There is something about the constant activity in a supermarket or even the neighbourhood kirana that is utterly fascinating. It is like watching a live drama every single moment - the minutiae of transactions, the shopper's motivation to buy, the way the tradesman deals with the consumer, the haggling at the billing counter and so on. For any observant marketer, it is definitely fodder for some great tales. Damodar Mall - the man who helmed DMart, Big Bazaar and is now with Reliance Value Retail - does just that.
The veteran retailer who has a habit of peeping into shopping baskets and speculating on the consumer's family size and composition gives us a ringside view of the Great Indian Shopping Saga.
He takes us on an enthralling journey through India's stores, introducing us to the diverse set of people shopping there, the vendors who keep a store's shelves stocked, and the traditional shopkeepers who build relationships with consumers. It's an exciting trip with a rich array of characters - from the modern Indian family next door, the busy working woman looking for convenience, the gent who feels less intimidated shopping at a kirana than at a modern retail outlet simply because of the layers of security to the typical small and medium entrepreneur who travels from Dombivili to Andheri and has just discovered the pleasures of deodorant to keep him feeling fresh all day.

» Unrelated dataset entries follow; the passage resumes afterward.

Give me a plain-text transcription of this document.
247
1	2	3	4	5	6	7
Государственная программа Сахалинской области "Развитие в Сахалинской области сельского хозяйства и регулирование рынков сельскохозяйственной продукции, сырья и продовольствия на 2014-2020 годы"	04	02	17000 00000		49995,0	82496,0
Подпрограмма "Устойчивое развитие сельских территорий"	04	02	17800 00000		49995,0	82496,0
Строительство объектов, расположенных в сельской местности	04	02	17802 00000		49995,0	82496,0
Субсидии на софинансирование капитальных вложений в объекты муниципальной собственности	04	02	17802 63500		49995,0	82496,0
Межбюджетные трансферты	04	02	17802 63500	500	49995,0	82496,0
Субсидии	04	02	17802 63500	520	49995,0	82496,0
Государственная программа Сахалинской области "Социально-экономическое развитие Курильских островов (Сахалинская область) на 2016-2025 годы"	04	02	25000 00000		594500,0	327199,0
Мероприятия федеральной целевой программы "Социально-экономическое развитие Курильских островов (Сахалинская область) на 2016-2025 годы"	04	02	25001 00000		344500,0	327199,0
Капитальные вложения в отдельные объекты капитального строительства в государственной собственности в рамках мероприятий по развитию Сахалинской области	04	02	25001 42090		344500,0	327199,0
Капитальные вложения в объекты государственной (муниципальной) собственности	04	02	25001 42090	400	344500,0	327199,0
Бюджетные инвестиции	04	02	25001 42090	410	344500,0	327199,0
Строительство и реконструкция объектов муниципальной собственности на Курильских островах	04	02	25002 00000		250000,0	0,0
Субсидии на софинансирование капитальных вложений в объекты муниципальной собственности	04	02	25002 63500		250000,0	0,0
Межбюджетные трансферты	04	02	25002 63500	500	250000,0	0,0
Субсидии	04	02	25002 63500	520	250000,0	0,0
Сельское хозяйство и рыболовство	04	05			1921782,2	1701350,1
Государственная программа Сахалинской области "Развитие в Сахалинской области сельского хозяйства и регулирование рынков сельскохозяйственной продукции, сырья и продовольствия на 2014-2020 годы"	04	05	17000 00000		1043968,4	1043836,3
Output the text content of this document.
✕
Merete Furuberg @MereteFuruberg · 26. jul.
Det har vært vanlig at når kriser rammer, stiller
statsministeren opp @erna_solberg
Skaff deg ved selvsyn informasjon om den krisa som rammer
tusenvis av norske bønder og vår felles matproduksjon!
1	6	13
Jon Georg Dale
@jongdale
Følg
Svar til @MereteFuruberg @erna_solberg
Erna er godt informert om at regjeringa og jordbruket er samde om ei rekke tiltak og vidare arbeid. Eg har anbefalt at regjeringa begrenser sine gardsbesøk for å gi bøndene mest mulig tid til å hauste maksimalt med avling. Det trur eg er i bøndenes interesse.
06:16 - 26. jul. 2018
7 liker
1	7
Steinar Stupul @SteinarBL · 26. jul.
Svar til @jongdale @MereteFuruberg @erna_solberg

From Unilever to Future Group and Sao Paulo to Raigad, Mall has traversed through many store aisles and bazaars. He has seen it all - from the sparsely stocked pre-liberalised Indian shops to the expansive modern retail outlets chock-full of brands, and now the ecommerce era. Inevitably, the book is packed with insights distilled from his rich experience. For instance, Mall points out how most of our traditional stores are almost always run by men with womenfolk only occasionally seen as store assistants. He also points out how although we are shopping for more clothes today, the physical size of our cupboards has remained the same. The challenge for the fashion retailer is to induce the consumer who wears clothes till they tear or fade and has limited storage capacity to change garments with each season.
One must commend Random House for spotting these delightful consumer stories in Mall's magazine articles and blogs and bringing them to us in book form. The format of the book - tiny slices of retail life with a 'mindpoke' at the end of each chapter that makes the reader think - is riveting. Mall seems to have truly read the consumer's language.